British Railways After Steam

An Introduction from the Author:

After all the events and publicity in the media over the last 12 months, connected to the 40 years since the end of steam on British Railways, I was delighted to be given the opportunity to put this book together, showing how the railways have changed in the 40 years since 1968, with particular emphasis on the 1980s and 1990s.

Whilst the public’s appetite for steam in preservation and on the main line shows no signs of dwindling, it is to the great credit of Network Rail and many others that steam can still be seen over most parts of the country, especially at places such as on the East and West Coast main lines where the 125mph railway exists. The public’s expectations of train travel in 2008 is quite rightly much more demanding than back in 1968 in terms of comfort, frequency and speed.

Railways after 1968 did not change all that much except for a few exceptions until the arrival of the HSTs as far as the travelling public was concerned. These trains completely changed the expectations of the public, and indeed saved the railway passenger services from what could have become a disastrous decline.

Gradually from the mid 1970s to the 1990s, the railways completely changed in character. The old infrastructure such as signal boxes and old style level crossing gates gradually disappeared, the singling of many lines took place, and the number of un-manned stations increased dramatically resulting in a railway system being run from main control centres rather than the local areas/stations. Whilst this undoubtedly had the advantage of reducing costs, one of the downsides was that because there were so few railway employees around, vandalism increased dramatically in many areas.

As the diesel and electric multiple units increased in numbers, so the quantity of locomotives declined, resulting in the closure of many maintenance depots, and main line workshops, although a few still remain but in a very much reduced form. There is only the need for a few works where major work on diesel/electric refurbishments can be done, as most other maintenance can be carried out very quickly at the maintenance centres, since the design of modern stock is all about keeping it running with the minimum of downtime.

After years of decline, the railways in the last 10-15 years have enjoyed a great increase in usage, so much so that line capacity and sufficient rolling stock has become a major problem in many areas. All credit must be given to the Train Operating Companies for developing the fantastic demand, through marketing effort and far more services and also in many cases achieving punctuality figures in excess of 90% for arrival times, but this has caused very bad overcrowding with some passengers having to stand for long periods on some services, but at the moment the Department for Transport does not seem to have come up with a solution to the problem.

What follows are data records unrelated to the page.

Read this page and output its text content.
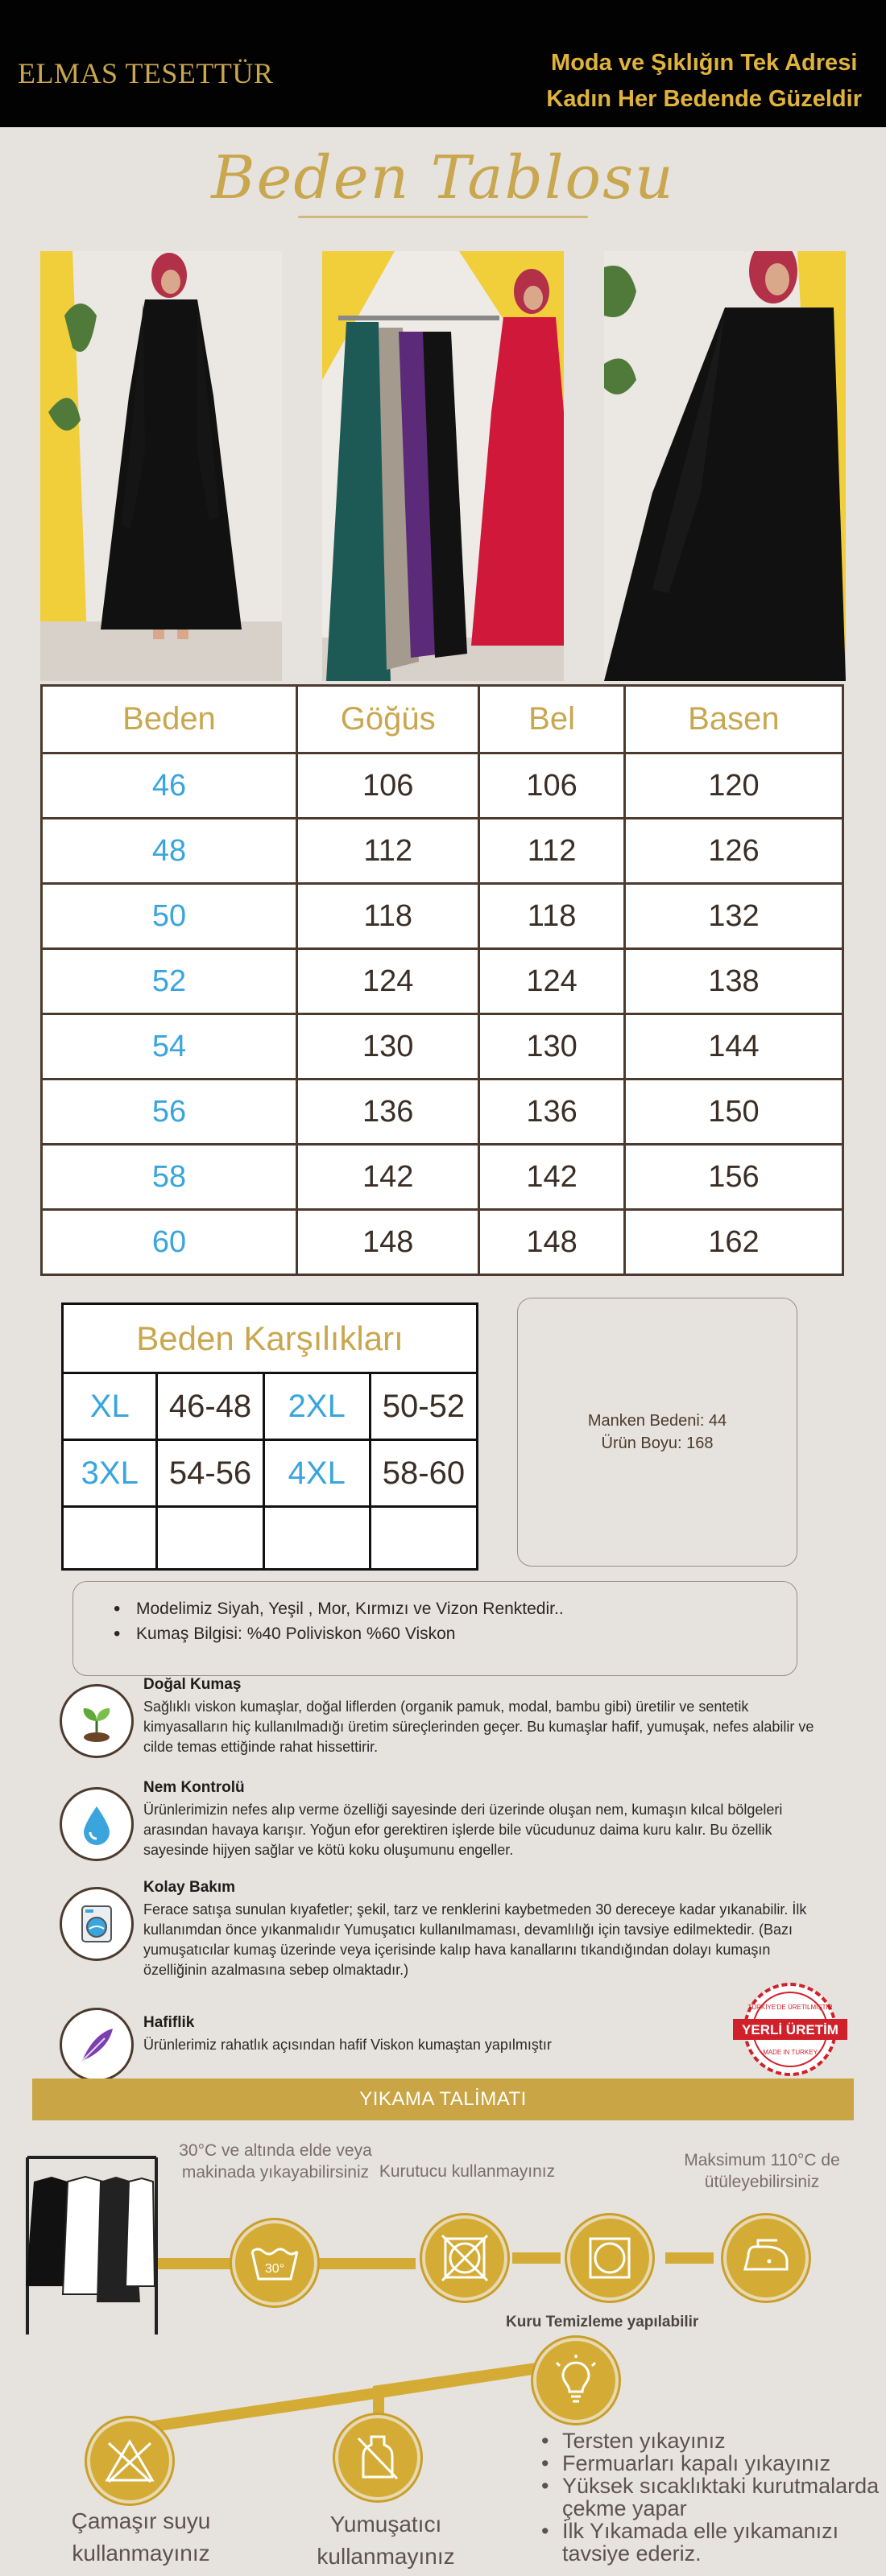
ELMAS TESETTÜR	Moda ve Şıklığın Tek Adresi
Kadın Her Bedende Güzeldir
Beden Tablosu
Beden	Göğüs	Bel	Basen
46	106	106	120
48	112	112	126
50	118	118	132
52	124	124	138
54	130	130	144
56	136	136	150
58	142	142	156
60	148	148	162
Beden Karşılıkları			
XL	46-48	2XL	50-52
3XL	54-56	4XL	58-60

Manken Bedeni: 44
Ürün Boyu: 168
• Modelimiz Siyah, Yeşil , Mor, Kırmızı ve Vizon Renktedir..
• Kumaş Bilgisi: %40 Poliviskon %60 Viskon
Doğal Kumaş

Sağlıklı viskon kumaşlar, doğal liflerden (organik pamuk, modal, bambu gibi) üretilir ve sentetik kimyasalların hiç kullanılmadığı üretim süreçlerinden geçer. Bu kumaşlar hafif, yumuşak, nefes alabilir ve cilde temas ettiğinde rahat hissettirir.

Nem Kontrolü

Ürünlerimizin nefes alıp verme özelliği sayesinde deri üzerinde oluşan nem, kumaşın kılcal bölgeleri arasından havaya karışır. Yoğun efor gerektiren işlerde bile vücudunuz daima kuru kalır. Bu özellik sayesinde hijyen sağlar ve kötü koku oluşumunu engeller.

Kolay Bakım

Ferace satışa sunulan kıyafetler; şekil, tarz ve renklerini kaybetmeden 30 dereceye kadar yıkanabilir. İlk kullanımdan önce yıkanmalıdır Yumuşatıcı kullanılmaması, devamlılığı için tavsiye edilmektedir. (Bazı yumuşatıcılar kumaş üzerinde veya içerisinde kalıp hava kanallarını tıkandığından dolayı kumaşın özelliğinin azalmasına sebep olmaktadır.)

Hafiflik

Ürünlerimiz rahatlık açısından hafif Viskon kumaştan yapılmıştır

TÜRKİYE'DE ÜRETİLMİŞTİR
YERLİ ÜRETİM
MADE IN TURKEY
YIKAMA TALİMATI
30°C ve altında elde veya makinada yıkayabilirsiniz Kurutucu kullanmayınız
Maksimum 110°C de ütüleyebilirsiniz
30°
Kuru Temizleme yapılabilir
Çamaşır suyu kullanmayınız
Yumuşatıcı kullanmayınız
• Tersten yıkayınız
• Fermuarları kapalı yıkayınız
• Yüksek sıcaklıktaki kurutmalarda çekme yapar
• İlk Yıkamada elle yıkamanızı tavsiye ederiz.
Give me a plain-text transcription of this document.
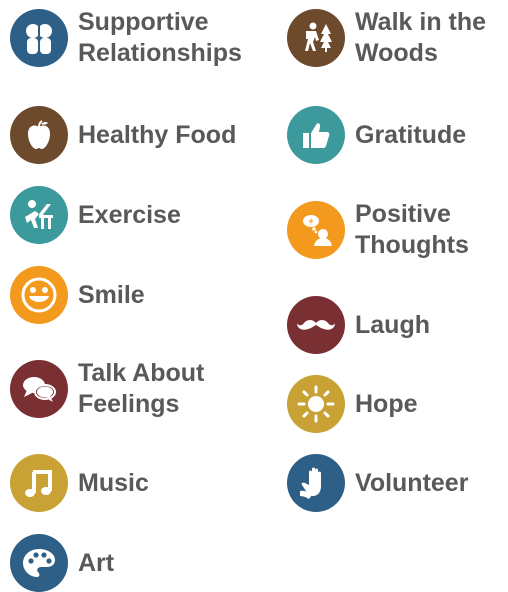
Supportive
Relationships
Healthy Food
Exercise
Smile
Talk About
Feelings
Music
Art
Walk in the
Woods
Gratitude
+ Positive
Thoughts
Laugh
Hope
Volunteer
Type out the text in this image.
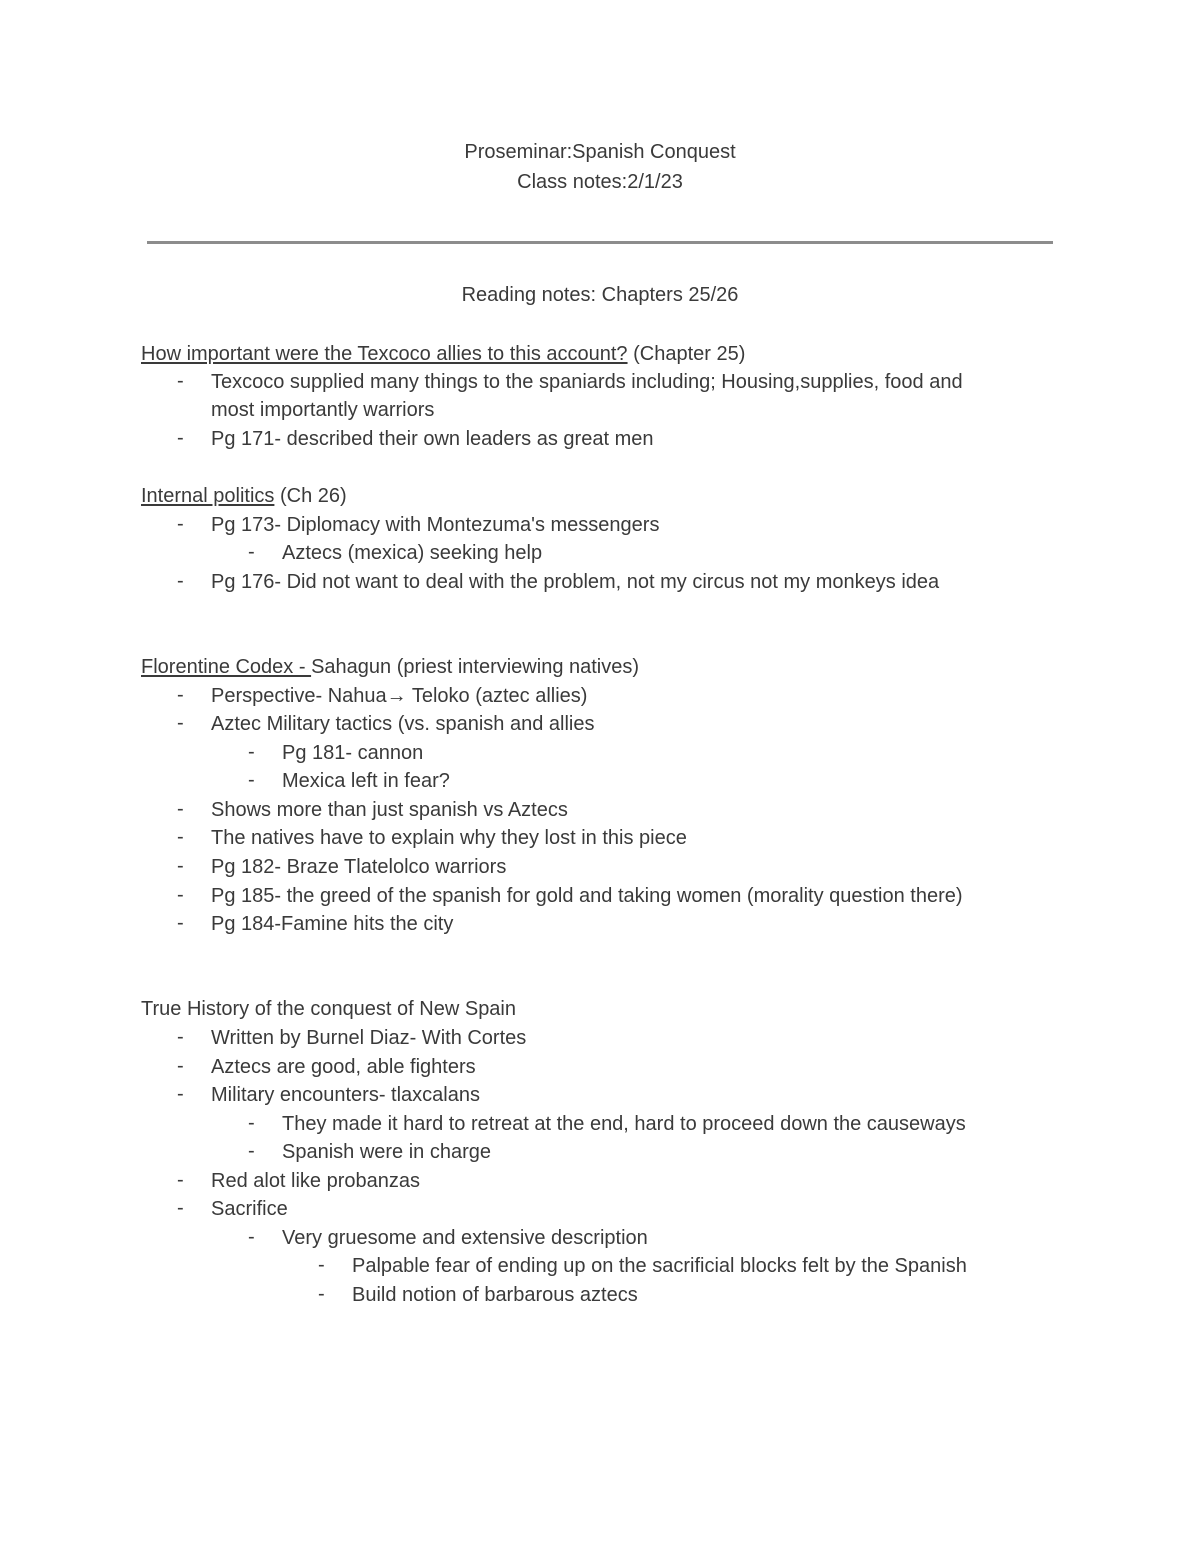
Proseminar:Spanish Conquest
Class notes:2/1/23
Reading notes: Chapters 25/26
How important were the Texcoco allies to this account? (Chapter 25)
- Texcoco supplied many things to the spaniards including; Housing,supplies, food and
most importantly warriors
- Pg 171- described their own leaders as great men
Internal politics (Ch 26)
- Pg 173- Diplomacy with Montezuma's messengers
- Aztecs (mexica) seeking help
- Pg 176- Did not want to deal with the problem, not my circus not my monkeys idea
Florentine Codex - Sahagun (priest interviewing natives)
- Perspective- Nahua→ Teloko (aztec allies)
- Aztec Military tactics (vs. spanish and allies
- Pg 181- cannon
- Mexica left in fear?
- Shows more than just spanish vs Aztecs
- The natives have to explain why they lost in this piece
- Pg 182- Braze Tlatelolco warriors
- Pg 185- the greed of the spanish for gold and taking women (morality question there)
- Pg 184-Famine hits the city
True History of the conquest of New Spain
- Written by Burnel Diaz- With Cortes
- Aztecs are good, able fighters
- Military encounters- tlaxcalans
- They made it hard to retreat at the end, hard to proceed down the causeways
- Spanish were in charge
- Red alot like probanzas
- Sacrifice
- Very gruesome and extensive description
- Palpable fear of ending up on the sacrificial blocks felt by the Spanish
- Build notion of barbarous aztecs
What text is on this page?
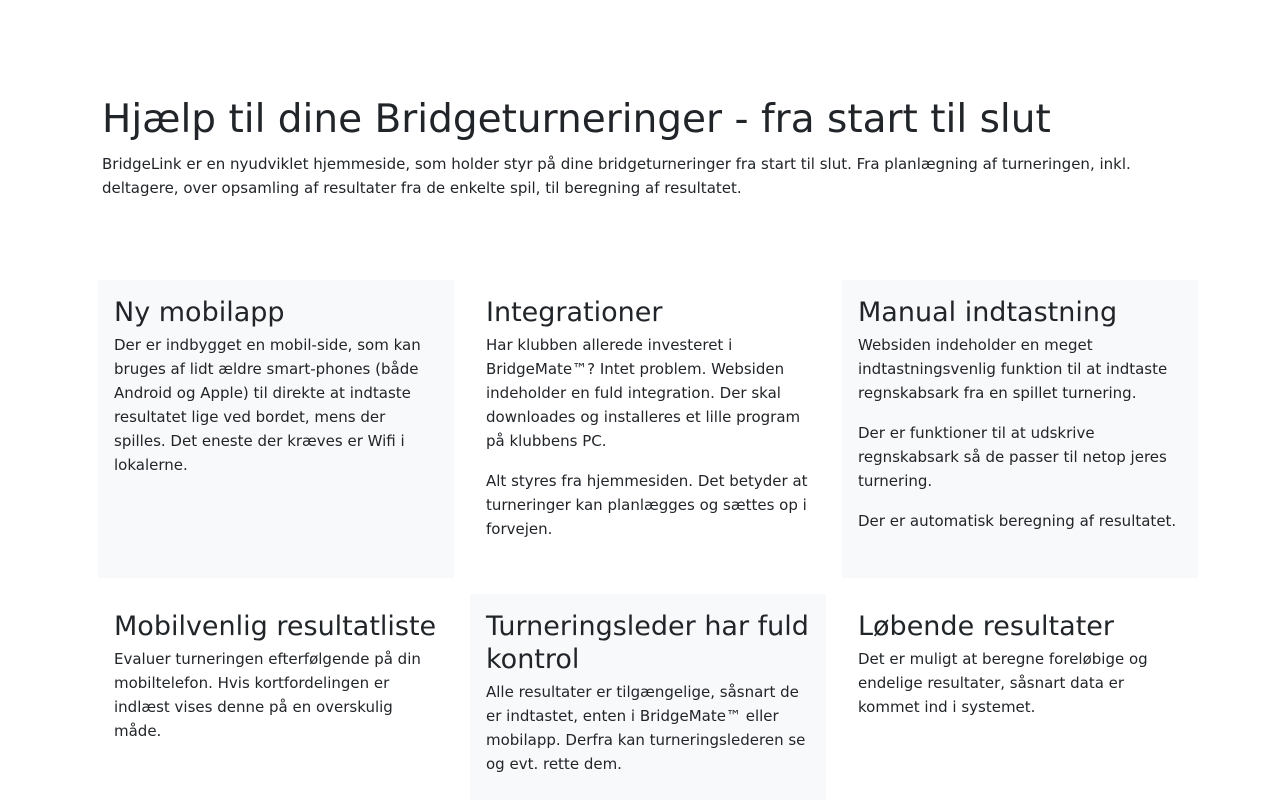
Hjælp til dine Bridgeturneringer - fra start til slut

BridgeLink er en nyudviklet hjemmeside, som holder styr på dine bridgeturneringer fra start til slut. Fra planlægning af turneringen, inkl. deltagere, over opsamling af resultater fra de enkelte spil, til beregning af resultatet.

Ny mobilapp

Der er indbygget en mobil-side, som kan bruges af lidt ældre smart-phones (både Android og Apple) til direkte at indtaste resultatet lige ved bordet, mens der spilles. Det eneste der kræves er Wifi i lokalerne.

Integrationer

Har klubben allerede investeret i BridgeMate™? Intet problem. Websiden indeholder en fuld integration. Der skal downloades og installeres et lille program på klubbens PC.

Alt styres fra hjemmesiden. Det betyder at turneringer kan planlægges og sættes op i forvejen.

Manual indtastning

Websiden indeholder en meget indtastningsvenlig funktion til at indtaste regnskabsark fra en spillet turnering.

Der er funktioner til at udskrive regnskabsark så de passer til netop jeres turnering.

Der er automatisk beregning af resultatet.

Mobilvenlig resultatliste

Evaluer turneringen efterfølgende på din mobiltelefon. Hvis kortfordelingen er indlæst vises denne på en overskulig måde.

Turneringsleder har fuld kontrol

Alle resultater er tilgængelige, såsnart de er indtastet, enten i BridgeMate™ eller mobilapp. Derfra kan turneringslederen se og evt. rette dem.

Løbende resultater

Det er muligt at beregne foreløbige og endelige resultater, såsnart data er kommet ind i systemet.
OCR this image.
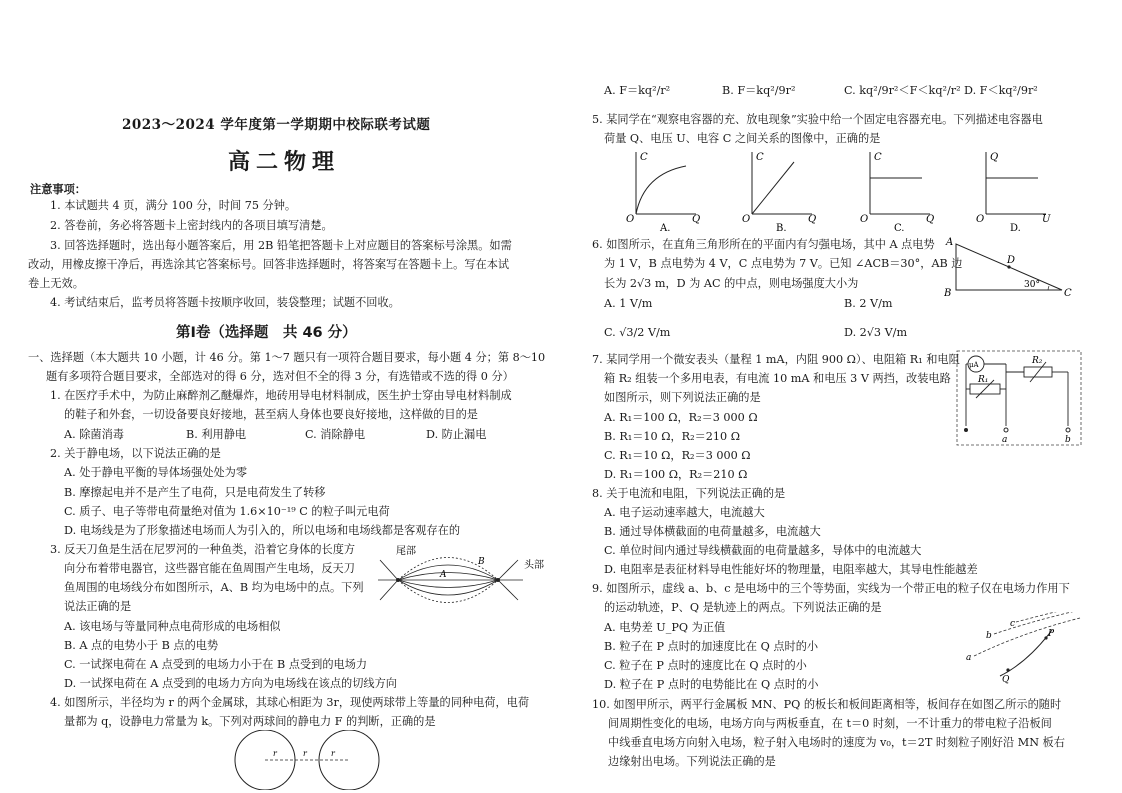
2023～2024 学年度第一学期期中校际联考试题
高二物理
注意事项：
1. 本试题共 4 页，满分 100 分，时间 75 分钟。
2. 答卷前，务必将答题卡上密封线内的各项目填写清楚。
3. 回答选择题时，选出每小题答案后，用 2B 铅笔把答题卡上对应题目的答案标号涂黑。如需
改动，用橡皮擦干净后，再选涂其它答案标号。回答非选择题时，将答案写在答题卡上。写在本试
卷上无效。
4. 考试结束后，监考员将答题卡按顺序收回，装袋整理；试题不回收。
第Ⅰ卷（选择题　共 46 分）
一、选择题（本大题共 10 小题，计 46 分。第 1～7 题只有一项符合题目要求，每小题 4 分；第 8～10
题有多项符合题目要求，全部选对的得 6 分，选对但不全的得 3 分，有选错或不选的得 0 分）
1. 在医疗手术中，为防止麻醉剂乙醚爆炸，地砖用导电材料制成，医生护士穿由导电材料制成
的鞋子和外套，一切设备要良好接地，甚至病人身体也要良好接地，这样做的目的是
A. 除菌消毒	B. 利用静电	C. 消除静电	D. 防止漏电
2. 关于静电场，以下说法正确的是
A. 处于静电平衡的导体场强处处为零
B. 摩擦起电并不是产生了电荷，只是电荷发生了转移
C. 质子、电子等带电荷量绝对值为 1.6×10⁻¹⁹ C 的粒子叫元电荷
D. 电场线是为了形象描述电场而人为引入的，所以电场和电场线都是客观存在的
3. 反天刀鱼是生活在尼罗河的一种鱼类，沿着它身体的长度方
向分布着带电器官，这些器官能在鱼周围产生电场，反天刀
鱼周围的电场线分布如图所示，A、B 均为电场中的点。下列
说法正确的是
尾部
头部
A
B
A. 该电场与等量同种点电荷形成的电场相似
B. A 点的电势小于 B 点的电势
C. 一试探电荷在 A 点受到的电场力小于在 B 点受到的电场力
D. 一试探电荷在 A 点受到的电场力方向为电场线在该点的切线方向
4. 如图所示，半径均为 r 的两个金属球，其球心相距为 3r，现使两球带上等量的同种电荷，电荷
量都为 q，设静电力常量为 k。下列对两球间的静电力 F 的判断，正确的是
r	r	r
A. F＝kq²/r²	B. F＝kq²/9r²	C. kq²/9r²＜F＜kq²/r² D. F＜kq²/9r²
5. 某同学在“观察电容器的充、放电现象”实验中给一个固定电容器充电。下列描述电容器电
荷量 Q、电压 U、电容 C 之间关系的图像中，正确的是
C
Q
O
A.
C
Q
O
B.
C
Q
O
C.
Q
U
O
D.
6. 如图所示，在直角三角形所在的平面内有匀强电场，其中 A 点电势
为 1 V，B 点电势为 4 V，C 点电势为 7 V。已知 ∠ACB＝30°，AB 边
长为 2√3 m，D 为 AC 的中点，则电场强度大小为
A
B	C
D
30°
A. 1 V/m	B. 2 V/m
C. √3/2 V/m	D. 2√3 V/m
7. 某同学用一个微安表头（量程 1 mA，内阻 900 Ω）、电阻箱 R₁ 和电阻
箱 R₂ 组装一个多用电表，有电流 10 mA 和电压 3 V 两挡，改装电路
如图所示，则下列说法正确的是
μA
R₁
R₂
a	b
A. R₁＝100 Ω，R₂＝3 000 Ω
B. R₁＝10 Ω，R₂＝210 Ω
C. R₁＝10 Ω，R₂＝3 000 Ω
D. R₁＝100 Ω，R₂＝210 Ω
8. 关于电流和电阻，下列说法正确的是
A. 电子运动速率越大，电流越大
B. 通过导体横截面的电荷量越多，电流越大
C. 单位时间内通过导线横截面的电荷量越多，导体中的电流越大
D. 电阻率是表征材料导电性能好坏的物理量，电阻率越大，其导电性能越差
9. 如图所示，虚线 a、b、c 是电场中的三个等势面，实线为一个带正电的粒子仅在电场力作用下
的运动轨迹，P、Q 是轨迹上的两点。下列说法正确的是
a
b
c
P
Q
A. 电势差 U_PQ 为正值
B. 粒子在 P 点时的加速度比在 Q 点时的小
C. 粒子在 P 点时的速度比在 Q 点时的小
D. 粒子在 P 点时的电势能比在 Q 点时的小
10. 如图甲所示，两平行金属板 MN、PQ 的板长和板间距离相等，板间存在如图乙所示的随时
间周期性变化的电场，电场方向与两板垂直，在 t＝0 时刻，一不计重力的带电粒子沿板间
中线垂直电场方向射入电场，粒子射入电场时的速度为 v₀，t＝2T 时刻粒子刚好沿 MN 板右
边缘射出电场。下列说法正确的是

For the enthusiasts, whilst many will mourn the vast decline in the number of locomotives around, and the standardisation of the classes, eg Class 66s, on the positive side we have never had such a high level of train frequencies in most areas, and the abundance of attractive liveries has certainly brightened up the railways from the BR standard blue era, in spite of the cost involved in altering liveries every few years as differentTOCs take on new franchises. If anybody back in 1968 had suggested to me that in 2008 we would be seeing a brand new Class A 1 Pacific being run in ready for work on Network Rail, or that there would be tilting Pendolinos offering a 20-minute interval service from Manchester to Euston, and that Brussels/Paris would be around two hours from London travelling at 186mph across Kent, I would never have believed them, particularly if you considered how little the railways had really changed between 1928 and 1968.

Who knows what 2048 will have in store for railways and transport, the only thing certain is that unfortunately I will not be around to see it.